LXi, its subsidiary undertakings and associated undertakings (including any joint venture, partnership, firm or company) in which LXi and/or such undertakings (aggregating their interests) have a Significant Interest; and

"Wider LondonMetric Group"

LondonMetric, its subsidiary undertakings and associated undertakings (including any joint venture, partnership, firm or company) in which LondonMetric and/or such undertakings (aggregating their interests) have a Significant Interest.

In this Announcement, "subsidiary", "subsidiary undertaking", "undertaking" and "associated undertaking" and "equity share capital" have the respective meanings given thereto by the Companies Act.

All references to "pounds", "pounds Sterling", "Sterling", "£", "pence", "penny" and "p" are to the lawful currency of the United Kingdom.

A reference to "includes" shall mean "includes without limitation", and references to "including" and any other similar term shall be construed accordingly.

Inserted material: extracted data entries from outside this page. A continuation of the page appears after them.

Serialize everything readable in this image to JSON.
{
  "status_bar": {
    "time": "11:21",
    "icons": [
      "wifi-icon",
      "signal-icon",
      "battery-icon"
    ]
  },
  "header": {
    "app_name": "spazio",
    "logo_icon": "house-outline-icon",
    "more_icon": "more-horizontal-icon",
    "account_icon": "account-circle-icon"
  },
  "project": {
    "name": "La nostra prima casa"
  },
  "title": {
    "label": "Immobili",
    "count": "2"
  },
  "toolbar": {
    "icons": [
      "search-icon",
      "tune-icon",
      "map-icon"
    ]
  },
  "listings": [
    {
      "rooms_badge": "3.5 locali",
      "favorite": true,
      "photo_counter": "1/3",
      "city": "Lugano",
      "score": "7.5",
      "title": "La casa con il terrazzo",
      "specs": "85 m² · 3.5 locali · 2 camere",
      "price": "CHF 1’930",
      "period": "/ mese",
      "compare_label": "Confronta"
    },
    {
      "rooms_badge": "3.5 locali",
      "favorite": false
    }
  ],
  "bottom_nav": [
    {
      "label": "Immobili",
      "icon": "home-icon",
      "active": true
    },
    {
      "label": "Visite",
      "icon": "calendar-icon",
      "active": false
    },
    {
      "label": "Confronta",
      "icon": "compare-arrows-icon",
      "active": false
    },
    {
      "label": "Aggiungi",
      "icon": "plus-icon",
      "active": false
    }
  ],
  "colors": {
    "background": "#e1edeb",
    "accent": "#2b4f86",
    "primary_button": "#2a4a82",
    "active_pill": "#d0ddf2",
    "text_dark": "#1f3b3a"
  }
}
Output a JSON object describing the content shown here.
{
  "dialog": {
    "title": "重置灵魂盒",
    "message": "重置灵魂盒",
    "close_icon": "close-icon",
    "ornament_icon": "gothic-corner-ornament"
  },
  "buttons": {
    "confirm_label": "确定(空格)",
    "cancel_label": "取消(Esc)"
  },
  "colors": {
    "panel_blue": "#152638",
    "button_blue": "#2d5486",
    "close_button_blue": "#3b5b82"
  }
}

All references to a statutory provision or law or to any order or regulation shall be construed as a reference to that provision, law, order or regulation as extended, modified, replaced or re-enacted from time to time and all statutory instruments, regulations and orders from time to time made thereunder or deriving validity therefrom.

All the times referred to in this Announcement are London (UK) times unless otherwise stated.

References to the singular include the plural and vice versa.